Indian stock-index futures gained after benchmark gauges extended records yesterday.

SGX CNX Nifty Index futures for June delivery rose 0.1 percent to 7,432.5 at 10:10 a.m. in Singapore. The underlying CNX Nifty Index added 0.7 percent to a record 7,415.85 yesterday. The S&P BSE Sensex (SENSEX) also advanced 0.7 percent to an all-time high. The Bank of New York Mellon India ADR Index of U.S.-traded shares lost 0.1 percent.

Reserve Bank of India Governor Raghuram Rajan left the benchmark repurchase rate unchanged at 8 percent yesterday, saying there would be room for monetary loosening in the future if inflation slowed more than estimated. The central bank also lowered the proportion of deposits banks must invest in government debt or other approved securities, a move aimed at freeing up funds for lending.

“The RBI pleased the market with the Statutory Liquidity Ratio cut, which is a huge positive for real estate and bank stocks,” Kishor P. Ostwal, chairman of CNI Research Ltd., wrote in an e-mail. “It shows that there is good synergy between the finance minister and the RBI.”

The RBI, which has increased rates twice since September, said further policy tightening won’t be warranted if consumer-price inflation stays on course to hit 8 percent in January 2015 and 6 percent a year later.

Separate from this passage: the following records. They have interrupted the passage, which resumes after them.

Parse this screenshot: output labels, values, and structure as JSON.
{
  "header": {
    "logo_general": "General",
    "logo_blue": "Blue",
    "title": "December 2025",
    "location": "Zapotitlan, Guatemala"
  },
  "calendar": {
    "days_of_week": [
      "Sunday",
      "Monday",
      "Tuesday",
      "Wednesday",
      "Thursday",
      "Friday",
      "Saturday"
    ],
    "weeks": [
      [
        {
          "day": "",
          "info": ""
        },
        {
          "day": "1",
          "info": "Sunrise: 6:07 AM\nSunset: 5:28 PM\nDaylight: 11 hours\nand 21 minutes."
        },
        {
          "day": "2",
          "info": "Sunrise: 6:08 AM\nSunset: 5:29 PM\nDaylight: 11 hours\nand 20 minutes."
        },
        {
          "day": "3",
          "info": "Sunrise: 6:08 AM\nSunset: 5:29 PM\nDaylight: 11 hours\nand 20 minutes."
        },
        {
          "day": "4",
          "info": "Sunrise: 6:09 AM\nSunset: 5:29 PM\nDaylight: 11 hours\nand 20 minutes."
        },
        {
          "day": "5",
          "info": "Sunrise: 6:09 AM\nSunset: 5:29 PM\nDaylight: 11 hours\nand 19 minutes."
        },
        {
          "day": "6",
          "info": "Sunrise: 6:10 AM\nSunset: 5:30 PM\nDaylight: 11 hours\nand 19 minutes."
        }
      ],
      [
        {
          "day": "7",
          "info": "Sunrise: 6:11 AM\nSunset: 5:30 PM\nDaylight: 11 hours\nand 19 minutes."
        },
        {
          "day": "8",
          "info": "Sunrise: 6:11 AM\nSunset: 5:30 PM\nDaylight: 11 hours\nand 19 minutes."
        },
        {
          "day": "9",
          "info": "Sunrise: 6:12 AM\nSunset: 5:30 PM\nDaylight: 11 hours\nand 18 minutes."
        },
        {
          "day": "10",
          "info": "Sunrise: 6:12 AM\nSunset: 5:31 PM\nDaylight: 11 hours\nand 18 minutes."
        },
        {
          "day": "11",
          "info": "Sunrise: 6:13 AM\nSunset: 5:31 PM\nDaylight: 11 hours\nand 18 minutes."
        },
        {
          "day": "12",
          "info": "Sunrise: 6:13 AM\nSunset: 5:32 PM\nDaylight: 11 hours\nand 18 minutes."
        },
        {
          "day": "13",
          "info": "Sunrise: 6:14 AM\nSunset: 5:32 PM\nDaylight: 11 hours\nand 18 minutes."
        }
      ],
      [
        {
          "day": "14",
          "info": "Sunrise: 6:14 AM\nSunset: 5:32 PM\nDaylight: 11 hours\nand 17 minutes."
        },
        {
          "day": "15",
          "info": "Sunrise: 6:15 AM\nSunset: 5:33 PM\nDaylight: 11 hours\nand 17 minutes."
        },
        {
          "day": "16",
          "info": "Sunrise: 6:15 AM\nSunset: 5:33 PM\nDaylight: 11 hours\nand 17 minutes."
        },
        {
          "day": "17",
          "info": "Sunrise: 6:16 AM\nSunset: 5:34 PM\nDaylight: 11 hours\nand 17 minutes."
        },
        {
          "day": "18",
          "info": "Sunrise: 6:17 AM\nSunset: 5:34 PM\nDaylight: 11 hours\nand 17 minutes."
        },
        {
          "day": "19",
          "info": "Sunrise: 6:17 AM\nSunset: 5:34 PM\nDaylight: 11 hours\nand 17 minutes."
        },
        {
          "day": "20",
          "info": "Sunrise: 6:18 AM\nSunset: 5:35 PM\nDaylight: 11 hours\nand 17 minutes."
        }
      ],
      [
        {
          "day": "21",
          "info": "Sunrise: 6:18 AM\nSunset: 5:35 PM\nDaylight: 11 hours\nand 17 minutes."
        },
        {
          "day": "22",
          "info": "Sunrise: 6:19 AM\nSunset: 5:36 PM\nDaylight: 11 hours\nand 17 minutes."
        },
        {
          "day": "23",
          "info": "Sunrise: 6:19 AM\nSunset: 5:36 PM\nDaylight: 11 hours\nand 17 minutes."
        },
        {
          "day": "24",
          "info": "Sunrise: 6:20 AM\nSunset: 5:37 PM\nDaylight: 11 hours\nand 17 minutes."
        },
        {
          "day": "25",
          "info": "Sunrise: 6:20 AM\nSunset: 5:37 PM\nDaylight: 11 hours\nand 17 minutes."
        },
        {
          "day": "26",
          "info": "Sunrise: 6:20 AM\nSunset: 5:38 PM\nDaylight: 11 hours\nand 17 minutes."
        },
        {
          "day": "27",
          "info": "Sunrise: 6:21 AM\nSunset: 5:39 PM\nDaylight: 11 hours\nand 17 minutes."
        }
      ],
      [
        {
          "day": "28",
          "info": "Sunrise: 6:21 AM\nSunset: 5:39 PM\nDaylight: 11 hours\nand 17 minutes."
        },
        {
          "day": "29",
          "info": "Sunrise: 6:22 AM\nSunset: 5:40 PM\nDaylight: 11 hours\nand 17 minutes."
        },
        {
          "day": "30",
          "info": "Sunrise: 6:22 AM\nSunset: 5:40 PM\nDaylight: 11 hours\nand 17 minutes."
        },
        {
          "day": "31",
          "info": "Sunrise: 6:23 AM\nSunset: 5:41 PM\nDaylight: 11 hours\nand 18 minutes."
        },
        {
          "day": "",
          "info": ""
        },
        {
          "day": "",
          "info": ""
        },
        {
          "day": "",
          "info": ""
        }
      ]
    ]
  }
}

India’s consumer price gains accelerated to a three-month high of 8.59 percent in April, the fastest pace among 18 Asian economies tracked by Bloomberg. Risks to the central forecast of 8 percent retail inflation by January 2015 “remain broadly balanced,” the RBI said.

El Nino Risk

There’s a 70 percent chance of the El Nino weather pattern forming this year, Australia’s Bureau of Meteorology said yesterday. The weather event brings drought to the Asia-Pacific region, threatening the monsoon that’s the main source of irrigation for India’s 235 million farmers and putting pressure on food prices.

Agriculture represents about 14 percent of the Indian economy, which has grown at less than 5 percent for seven of the last eight quarters.

“Our analysis suggests the RBI will need to be very lucky to see inflation fall to its ambitious 6 percent target by January 2016,” Robert Prior-Wandesforde, an analyst at Credit Suisse Group AG, wrote in a note today. “We continue to believe that rate hikes are much more likely than rate cuts.”

The central bank policy statement “conveniently ignored” that inflation risks “remain clearly skewed to the upside,” BNP Paribas SA analyst Richard Iley wrote in a note today.

The Sensex has climbed 17 percent this year and is valued at 15.3 times projected 12-month earnings, compared with the MSCI Emerging Markets Index’s multiple of 10.7.

Overseas investors bought a net $ 522.7 million of Indian shares on May 30, taking this year’s inflows to $ 8.1 billion, the most among eight Asian markets tracked by Bloomberg.